Son action marque une nouvelle ère dans l'histoire de la diffusion de l'ésotérisme juif. Avec lui, le mouvement secret des justes cachés prend une dimension universelle et, bien qu'il n'en soit pas l'héritier direct, le 'Hassidisme est la résultante de ce mouvement qui lui a tracé le chemin.
Ce nouveau tournant du peuple juif vient lorsqu'il est à bout de souffle. Les massacres perpétrés par les cosaques de 1648 à 1680 environ avaient ravagé les communautés juives d'Europe centrale et de l'Est. Elles avaient provoqué un exode rural massif des Juifs qui ne se sentaient plus en sécurité dans les villages. Cette affluence des Juifs, le plus souvent démunis de tout, sans parents, voire sans amis, vers les villes, grossit la masse populaire inculte, mise à l'écart par la caste érudite. Cette véritable plèbe vivait de mendicité ou devait assumer de lourdes tâches pour subvenir à ses besoins. Et bien qu'au début du dix-huitième siècle, le danger physique était écarté, les séquelles sociales et morales étaient loin d'être effacées.
La tradition 'hassidique explique que si Rabbi Israël Baal Chem Tov porte le nom générique du peuple juif, c'est parce que le Talmud indique que lorsqu'un homme s'évanouit, il faut crier son prénom à son oreille pour qu'il revienne à lui. Ainsi, Rabbi Israël Baal Chem Tov est venu clamer son nom au peuple juif qui avait perdu conscience de son être véritable.
Rabbi Israël Baal Chem Tov est né le 181 Eloul2 5458 (1698) dans le village d'Akop en Podolie. Agé de cinq ans, il perd ses parents. Son père, Rabbi Eliézer, qui faisait sans doute partie de la confrérie des justes cachés, lui dit avant de s'éteindre :
« Isrolik3, n'aie peur de rien sinon de D.ieu Lui-même... »
Le petit Israël est alors pris en charge par la communauté qui assure sa subsistance et son éducation. Mais celui-ci montre un goût pour l'isolement dans les champs ou dans les forêts qu'il rejoint dès qu'il a un moment de libre pour y répéter ses leçons et dans lesquelles il lui arrive de passer la nuit, fort des dernières recommandations de son père.

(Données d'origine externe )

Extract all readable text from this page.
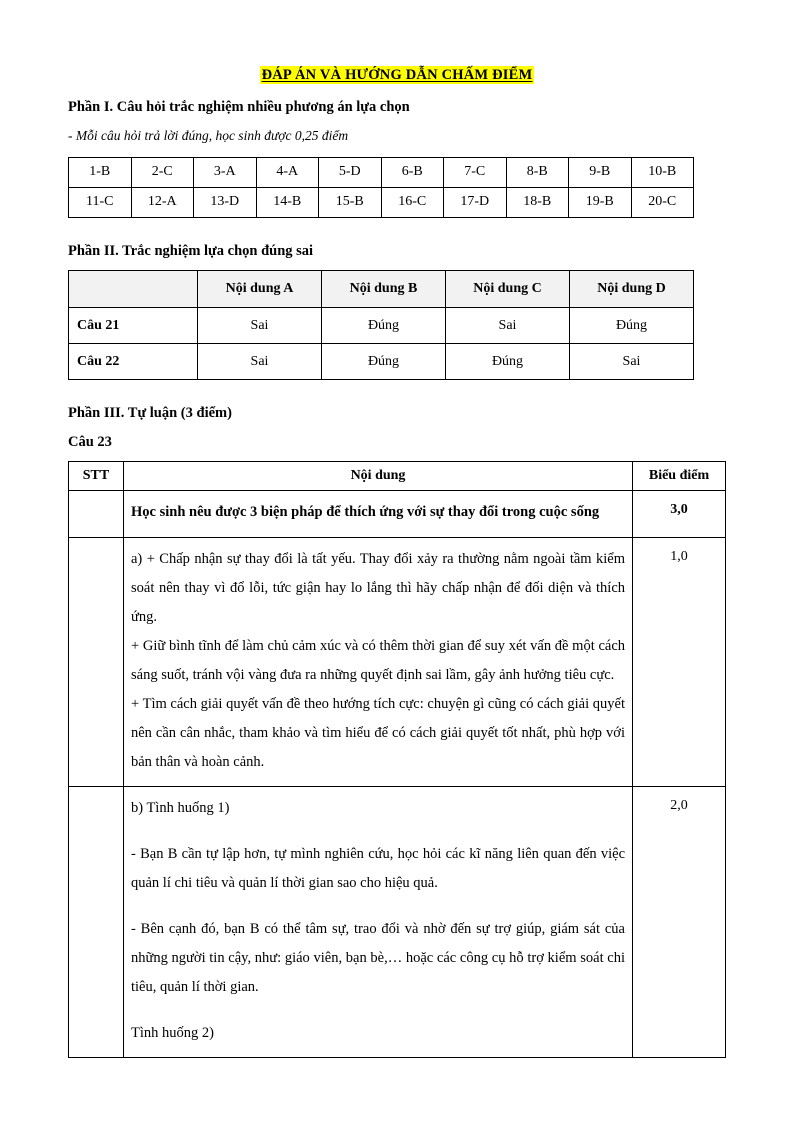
ĐÁP ÁN VÀ HƯỚNG DẪN CHẤM ĐIỂM
Phần I. Câu hỏi trắc nghiệm nhiều phương án lựa chọn
- Mỗi câu hỏi trả lời đúng, học sinh được 0,25 điểm
1-B	2-C	3-A	4-A	5-D	6-B	7-C	8-B	9-B	10-B
11-C	12-A	13-D	14-B	15-B	16-C	17-D	18-B	19-B	20-C
Phần II. Trắc nghiệm lựa chọn đúng sai
	Nội dung A	Nội dung B	Nội dung C	Nội dung D
Câu 21	Sai	Đúng	Sai	Đúng
Câu 22	Sai	Đúng	Đúng	Sai
Phần III. Tự luận (3 điểm)
Câu 23
STT	Nội dung	Biểu điểm

	Học sinh nêu được 3 biện pháp để thích ứng với sự thay đổi trong cuộc sống	3,0

	a) + Chấp nhận sự thay đổi là tất yếu. Thay đổi xảy ra thường nằm ngoài tầm kiểm soát nên thay vì đổ lỗi, tức giận hay lo lắng thì hãy chấp nhận để đối diện và thích ứng.

+ Giữ bình tĩnh để làm chủ cảm xúc và có thêm thời gian để suy xét vấn đề một cách sáng suốt, tránh vội vàng đưa ra những quyết định sai lầm, gây ảnh hưởng tiêu cực.

+ Tìm cách giải quyết vấn đề theo hướng tích cực: chuyện gì cũng có cách giải quyết nên cần cân nhắc, tham khảo và tìm hiểu để có cách giải quyết tốt nhất, phù hợp với bản thân và hoàn cảnh.	1,0

	b) Tình huống 1)

- Bạn B cần tự lập hơn, tự mình nghiên cứu, học hỏi các kĩ năng liên quan đến việc quản lí chi tiêu và quản lí thời gian sao cho hiệu quả.

- Bên cạnh đó, bạn B có thể tâm sự, trao đổi và nhờ đến sự trợ giúp, giám sát của những người tin cậy, như: giáo viên, bạn bè,… hoặc các công cụ hỗ trợ kiểm soát chi tiêu, quản lí thời gian.

Tình huống 2)	2,0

Son comportement laisse à penser aux responsables communautaires que ses prédispositions à l'étude sont assez limitées. Livré à lui-même, le Baal Chem Tov multiplie ses randonnées dans la nature. A l'âge de sept ans, une rencontre marque un étape importante de sa vie, comme il le raconte lui-même :
« ...Lorsque j'arrivai dans la forêt après avoir prié tôt le matin à la synagogue, j'entendis la voix d'un homme. Je m'approchai du lieu dont elle provenait et je vis un Juif, revêtu de son Tallith4 et de ses Téphiline5 et qui priait avec une ferveur que je n'avais jamais vue jusqu'alors. Je me cachai derrière les arbres et j'écoutai avec délectation les mots de sa prière. J'étais émerveillé et je pensai qu'il s'agissait sûrement d'un des trente-six justes cachés sur lesquels le monde tenait. Le Juif termina sa prière, replia ses Téphiline et son Tallith et se mit à lire des psaumes avec une grande douceur.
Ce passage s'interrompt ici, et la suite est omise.